Selon ce même reportage, les milieux de la sécurité israélienne auraient demandé à l’Autorité palestinienne de redoubler d’activités à Jénine, ville considérée comme un foyer terroriste.

Des membres de la délégation Biden ont commencé à arriver dès jeudi, ainsi que des hélicoptères militaires et véhicules blindés, qui seront utilisés pour transporter l’entourage du président.

Un haut responsable de la sécurité israélienne a déclaré que Gantz avait rappelé avec insistance à Abbas la nécessité de maintenir la paix et la stabilité, mettant l’accent sur la coordination de sécurité pour prévenir le terrorisme, dans l’intérêt des deux parties, selon Gantz.

Gantz et Abbas ont également évoqué les mesures économiques en cours en faveur des Palestiniens et la nécessité de renforcer l’Autorité palestinienne, notamment par un dialogue avec les États-Unis et d’autres pays de la région.

Gantz s’est entretenu avec Abbas à deux autres reprises au cours de l’année écoulée, dont une fois à la résidence de Gantz à Rosh Haayin. Les deux réunions avaient été suivies d’annonces répondant à certaines demandes palestiniennes.

Gantz a également rappelé la nécessité de renforcer l’Autorité palestinienne et d’affaiblir son rival, le groupe terroriste du Hamas, a ajouté le responsable.

Mardi, Abbas s’est entretenu avec le chef du Hmas, Ismail Haniyeh, en Algérie. Il s’agissait de la toute première rencontre entre dirigeants des deux entités depuis des années.

La réunion pourrait laisser augurer des pourparlers en vue d’une réconciliation entre factions belligérantes. Aucun des cabinets des dirigeants n’a publié de détails sur la teneur de leur conversation.

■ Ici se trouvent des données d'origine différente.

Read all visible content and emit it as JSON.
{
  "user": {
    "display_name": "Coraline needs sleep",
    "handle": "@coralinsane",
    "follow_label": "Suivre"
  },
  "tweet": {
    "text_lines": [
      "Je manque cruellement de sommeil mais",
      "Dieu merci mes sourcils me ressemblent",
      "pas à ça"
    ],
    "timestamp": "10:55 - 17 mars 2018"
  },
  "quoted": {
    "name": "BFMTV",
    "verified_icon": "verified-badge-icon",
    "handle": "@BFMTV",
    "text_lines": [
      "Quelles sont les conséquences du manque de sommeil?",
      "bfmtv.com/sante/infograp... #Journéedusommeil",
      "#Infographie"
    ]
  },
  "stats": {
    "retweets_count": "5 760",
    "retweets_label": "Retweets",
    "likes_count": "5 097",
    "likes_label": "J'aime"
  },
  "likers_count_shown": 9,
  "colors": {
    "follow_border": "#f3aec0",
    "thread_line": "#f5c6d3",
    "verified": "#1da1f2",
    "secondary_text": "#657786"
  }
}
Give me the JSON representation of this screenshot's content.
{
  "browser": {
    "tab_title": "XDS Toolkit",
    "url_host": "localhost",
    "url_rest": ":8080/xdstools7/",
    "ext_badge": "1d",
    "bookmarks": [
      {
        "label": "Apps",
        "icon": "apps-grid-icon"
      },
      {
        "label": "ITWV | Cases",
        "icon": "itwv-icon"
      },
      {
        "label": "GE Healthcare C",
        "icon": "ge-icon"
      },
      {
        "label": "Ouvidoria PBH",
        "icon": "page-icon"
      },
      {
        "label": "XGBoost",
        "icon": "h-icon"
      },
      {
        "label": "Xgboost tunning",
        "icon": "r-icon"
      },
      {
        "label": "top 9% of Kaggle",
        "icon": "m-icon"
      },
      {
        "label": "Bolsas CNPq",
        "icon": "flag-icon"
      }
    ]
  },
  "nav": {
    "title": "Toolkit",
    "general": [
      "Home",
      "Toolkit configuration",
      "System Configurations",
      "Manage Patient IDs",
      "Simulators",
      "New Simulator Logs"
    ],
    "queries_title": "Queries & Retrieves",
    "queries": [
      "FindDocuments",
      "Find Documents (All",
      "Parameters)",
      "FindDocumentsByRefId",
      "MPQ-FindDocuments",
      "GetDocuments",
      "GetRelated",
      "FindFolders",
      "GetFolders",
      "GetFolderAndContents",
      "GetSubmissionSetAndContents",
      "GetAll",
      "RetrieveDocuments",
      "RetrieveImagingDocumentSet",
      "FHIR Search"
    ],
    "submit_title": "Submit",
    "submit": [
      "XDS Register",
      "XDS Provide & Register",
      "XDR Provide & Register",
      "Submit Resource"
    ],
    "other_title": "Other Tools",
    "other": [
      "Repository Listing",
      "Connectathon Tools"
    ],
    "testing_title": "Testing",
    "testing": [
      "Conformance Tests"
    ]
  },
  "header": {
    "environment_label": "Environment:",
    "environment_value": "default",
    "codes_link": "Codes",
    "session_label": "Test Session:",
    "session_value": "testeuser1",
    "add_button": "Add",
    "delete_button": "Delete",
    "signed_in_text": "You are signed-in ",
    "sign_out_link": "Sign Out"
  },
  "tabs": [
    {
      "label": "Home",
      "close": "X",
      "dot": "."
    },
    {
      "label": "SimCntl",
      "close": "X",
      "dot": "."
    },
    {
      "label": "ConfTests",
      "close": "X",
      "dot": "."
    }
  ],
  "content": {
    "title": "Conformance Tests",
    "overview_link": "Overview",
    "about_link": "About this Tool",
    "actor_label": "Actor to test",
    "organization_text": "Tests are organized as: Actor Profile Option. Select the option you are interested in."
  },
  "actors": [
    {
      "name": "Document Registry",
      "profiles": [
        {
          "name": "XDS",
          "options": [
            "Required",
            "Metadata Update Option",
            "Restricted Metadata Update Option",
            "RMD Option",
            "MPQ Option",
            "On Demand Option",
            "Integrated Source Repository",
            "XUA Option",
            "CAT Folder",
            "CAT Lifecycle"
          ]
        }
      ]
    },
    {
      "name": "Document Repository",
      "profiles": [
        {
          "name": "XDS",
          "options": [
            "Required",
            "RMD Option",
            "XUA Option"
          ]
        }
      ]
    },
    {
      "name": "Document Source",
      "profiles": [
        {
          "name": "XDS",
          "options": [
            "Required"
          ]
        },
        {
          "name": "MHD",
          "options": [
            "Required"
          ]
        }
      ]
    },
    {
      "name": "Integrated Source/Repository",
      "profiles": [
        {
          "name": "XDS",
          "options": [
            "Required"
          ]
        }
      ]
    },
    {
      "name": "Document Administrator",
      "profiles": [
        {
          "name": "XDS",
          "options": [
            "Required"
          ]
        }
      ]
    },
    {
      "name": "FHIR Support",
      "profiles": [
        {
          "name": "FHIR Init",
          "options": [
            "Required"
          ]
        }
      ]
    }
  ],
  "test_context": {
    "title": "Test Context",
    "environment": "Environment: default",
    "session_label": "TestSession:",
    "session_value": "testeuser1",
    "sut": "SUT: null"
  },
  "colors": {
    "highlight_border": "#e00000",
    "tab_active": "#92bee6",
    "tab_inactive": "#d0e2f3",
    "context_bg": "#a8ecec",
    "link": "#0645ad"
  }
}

Les deux principaux partis palestiniens – le Fatah d’Abbas et le groupe terroriste islamiste du Hamas – sont en froid depuis la guerre civile sanglante de 2007. Les groupes rivaux ont depuis tenté, sans succès, de se réconcilier.

Le chef de l’Autorité palestinienne, Mahmoud Abbas, rencontre le chef du Hamas, Ismail Haniyeh, sous les auspices du président algérien Abdelmajid Tebboune, le mardi 5 juillet 2022 à Alger. (Crédit : WAFA)

Les tensions sont particulièrement aiguës entre Israël et les Palestiniens depuis la mort de la journaliste d’Al Jazeera Shireen Abu Akleh. Une enquête américaine a conclu lundi qu’un soldat israélien avait probablement tiré sur Abu Akleh involontairement, irritant à la fois Israël et les Palestiniens.

Le Premier ministre de l’Autorité palestinienne Mohammad Shtayyeh a affirmé cette semaine sans aucune preuve tangible qu’Israël se livrait à des expériences sur les cadavres des terroristes palestiniens, provoquant le courroux du ministère des Affaires étrangères.

En outre, des affrontements opposent régulièrement soldats israéliens et Palestiniens en Cisjordanie, depuis une série d’attentats terroristes meurtriers contre des Israéliens cette année.

Mardi, le Premier ministre Yair Lapid a déclaré qu’il n’excluait pas de rencontrer Abbas, tout en précisant qu’aucune négociation n’était à l’ordre du jour.

Lapid est un modéré favorable à la solution à deux États, mais en tant que Premier ministre par intérim en campagne électorale, il a peu de latitudes pour prendre des mesures significatives avec les Palestiniens ou même faire adopter des lois.

Abbas s’est irrité de l’administration américaine, ces derniers mois, en raison de ce qu’il a perçu comme une incapacité à revenir sur les mesures prises par l’administration Trump.

Les États-Unis ont invité Israël à ne pas prendre de mesures de nature à aggraver les relations avec les Palestiniens avant la visite de Biden, et le Secrétaire d’État américain Antony Blinken a rappelé le soutien américain à la solution à deux États dans un appel avec Lapid mercredi.